If the validity of legal proceedings could be tried collaterally before the termination of the suit, on the ground that a false cause of action was maliciously stated, or that a false affidavit for arrest was maliciously made, a defendant whose property had been taken might sue for an injunction against the attaching officer. A defendant arrested, instead of trying the facts charged in the affidavit, in the manner prescribed by law, might apply for release upon habeas corpus, or, after a trial upon the charges before a magistrate, and at any time before final judgment in the Superior Court, if he saw he was likely to be convicted, he might make default, and set up, as the defendants have done in this case, the falsity of the affidavit in defence to the supplemental suit upon the recognizance. With such a rule there *99could be no regularity in procedure, and no certainty as to the value of any security.

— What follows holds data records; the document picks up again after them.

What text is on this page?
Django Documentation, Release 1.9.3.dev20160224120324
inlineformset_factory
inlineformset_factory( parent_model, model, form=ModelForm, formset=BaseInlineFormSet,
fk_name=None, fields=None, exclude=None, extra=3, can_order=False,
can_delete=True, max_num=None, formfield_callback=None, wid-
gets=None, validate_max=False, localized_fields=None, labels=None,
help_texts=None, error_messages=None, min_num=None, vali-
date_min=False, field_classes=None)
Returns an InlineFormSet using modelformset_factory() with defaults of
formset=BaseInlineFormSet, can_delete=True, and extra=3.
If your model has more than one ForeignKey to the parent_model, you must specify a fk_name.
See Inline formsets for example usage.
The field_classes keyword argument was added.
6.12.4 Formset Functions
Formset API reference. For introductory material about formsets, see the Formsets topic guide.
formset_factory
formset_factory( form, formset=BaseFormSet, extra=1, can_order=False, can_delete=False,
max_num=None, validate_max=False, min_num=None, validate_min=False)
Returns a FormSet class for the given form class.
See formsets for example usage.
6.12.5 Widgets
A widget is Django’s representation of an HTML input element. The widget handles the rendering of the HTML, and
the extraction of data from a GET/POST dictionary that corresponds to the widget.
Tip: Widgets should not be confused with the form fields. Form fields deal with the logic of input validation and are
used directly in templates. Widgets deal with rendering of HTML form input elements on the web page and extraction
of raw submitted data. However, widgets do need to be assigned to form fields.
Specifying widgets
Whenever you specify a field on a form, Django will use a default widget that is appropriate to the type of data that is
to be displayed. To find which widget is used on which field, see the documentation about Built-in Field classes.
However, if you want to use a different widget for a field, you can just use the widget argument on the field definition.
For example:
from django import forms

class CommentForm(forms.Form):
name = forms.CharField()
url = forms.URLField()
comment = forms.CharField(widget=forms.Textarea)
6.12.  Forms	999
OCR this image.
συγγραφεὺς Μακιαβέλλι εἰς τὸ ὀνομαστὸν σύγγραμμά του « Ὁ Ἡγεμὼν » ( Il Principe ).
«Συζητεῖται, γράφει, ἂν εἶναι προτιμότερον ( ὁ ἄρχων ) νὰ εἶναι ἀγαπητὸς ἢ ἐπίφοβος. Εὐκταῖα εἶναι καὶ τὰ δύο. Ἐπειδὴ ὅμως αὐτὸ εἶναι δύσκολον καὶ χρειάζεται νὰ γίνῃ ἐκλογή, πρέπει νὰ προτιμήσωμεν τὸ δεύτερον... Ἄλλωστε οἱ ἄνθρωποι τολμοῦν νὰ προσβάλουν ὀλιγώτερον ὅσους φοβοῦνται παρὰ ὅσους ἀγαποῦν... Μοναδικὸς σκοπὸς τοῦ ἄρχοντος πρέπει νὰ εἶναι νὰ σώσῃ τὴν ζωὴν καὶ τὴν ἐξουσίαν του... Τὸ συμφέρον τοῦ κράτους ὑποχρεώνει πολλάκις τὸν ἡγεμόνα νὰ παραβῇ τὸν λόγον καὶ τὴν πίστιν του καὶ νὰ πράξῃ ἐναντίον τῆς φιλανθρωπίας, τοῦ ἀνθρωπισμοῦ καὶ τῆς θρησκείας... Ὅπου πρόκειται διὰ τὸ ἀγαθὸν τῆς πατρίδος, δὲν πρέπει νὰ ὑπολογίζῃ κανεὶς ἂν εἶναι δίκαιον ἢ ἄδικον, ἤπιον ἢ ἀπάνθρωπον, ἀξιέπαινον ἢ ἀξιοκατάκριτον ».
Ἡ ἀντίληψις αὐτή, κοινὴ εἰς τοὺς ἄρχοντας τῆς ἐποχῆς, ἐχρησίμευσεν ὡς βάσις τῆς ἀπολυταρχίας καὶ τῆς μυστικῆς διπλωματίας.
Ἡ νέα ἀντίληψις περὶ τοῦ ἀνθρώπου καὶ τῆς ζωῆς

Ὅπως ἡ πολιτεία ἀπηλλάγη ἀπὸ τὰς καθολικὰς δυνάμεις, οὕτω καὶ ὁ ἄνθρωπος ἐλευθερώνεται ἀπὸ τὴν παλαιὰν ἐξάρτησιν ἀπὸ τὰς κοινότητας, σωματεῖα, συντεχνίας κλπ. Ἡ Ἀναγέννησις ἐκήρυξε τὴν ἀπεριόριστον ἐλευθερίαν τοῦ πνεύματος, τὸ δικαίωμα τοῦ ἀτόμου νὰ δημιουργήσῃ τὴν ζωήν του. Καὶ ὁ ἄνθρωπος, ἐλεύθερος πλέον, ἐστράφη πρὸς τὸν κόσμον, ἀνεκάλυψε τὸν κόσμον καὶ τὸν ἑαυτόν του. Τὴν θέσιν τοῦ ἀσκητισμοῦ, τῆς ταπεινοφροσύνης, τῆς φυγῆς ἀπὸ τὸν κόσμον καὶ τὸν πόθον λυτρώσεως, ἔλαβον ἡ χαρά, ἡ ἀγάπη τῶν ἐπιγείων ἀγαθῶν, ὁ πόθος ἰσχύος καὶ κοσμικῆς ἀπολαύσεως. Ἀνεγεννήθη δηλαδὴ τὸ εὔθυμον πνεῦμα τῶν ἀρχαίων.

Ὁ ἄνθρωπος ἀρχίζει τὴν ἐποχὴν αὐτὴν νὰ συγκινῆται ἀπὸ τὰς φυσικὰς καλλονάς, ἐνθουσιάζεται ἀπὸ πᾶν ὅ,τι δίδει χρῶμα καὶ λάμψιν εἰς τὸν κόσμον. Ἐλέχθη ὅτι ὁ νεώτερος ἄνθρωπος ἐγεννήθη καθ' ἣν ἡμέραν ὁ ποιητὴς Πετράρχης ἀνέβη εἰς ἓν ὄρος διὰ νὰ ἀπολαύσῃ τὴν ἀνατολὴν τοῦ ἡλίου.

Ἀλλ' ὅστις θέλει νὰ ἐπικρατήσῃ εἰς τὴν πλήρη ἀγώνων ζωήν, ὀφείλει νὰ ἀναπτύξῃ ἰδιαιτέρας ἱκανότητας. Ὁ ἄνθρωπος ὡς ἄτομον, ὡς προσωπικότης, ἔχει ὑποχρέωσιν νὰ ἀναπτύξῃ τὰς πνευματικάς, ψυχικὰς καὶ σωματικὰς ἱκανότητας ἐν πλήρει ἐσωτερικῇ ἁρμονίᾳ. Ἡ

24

In a case of this kind there is no hardship in leaving a party to existing remedies. He may, first, obtain under the statute an early hearing of the matters alleged against him, and secondly, after the case is ended, he may, if the facts will warrant it, bring his action for a malicious prosecution.

If this remedy is not now available to the defendant, it is because of neglect or misfortune for which he is legally responsible. It was his duty to have a magistrate present to hear or continue the case at the time to which the hearing was adjourned. His neglect of that duty was a breach of his recognizance. Whether, with such a termination of the proceeding, he can now bring a suit for malicious arrest or prosecution is a question which is not before us. In Fortman v. Rottier, 8 Ohio St. 548, it was held by a majority of the court, that an action for malicious prosecution could be maintained for procuring an attachment upon a false affidavit, without first getting the proceeding set aside. And in Bump v. Betts, 19 Wend. 421, a similar decision was made, where property was attached and a judgment in rem obtained upon a false and malicious affidavit that the defendant had absconded. But in both of these cases it seems that the affidavits were not of matters which were to be tried in the regular course of proceedings instituted by them, and in that respect they differed from that in the case at bar.

Inasmuch as the jury were permitted to find for the defendants upon a defence which was not properly open to them, the entry must be Exceptions sustained.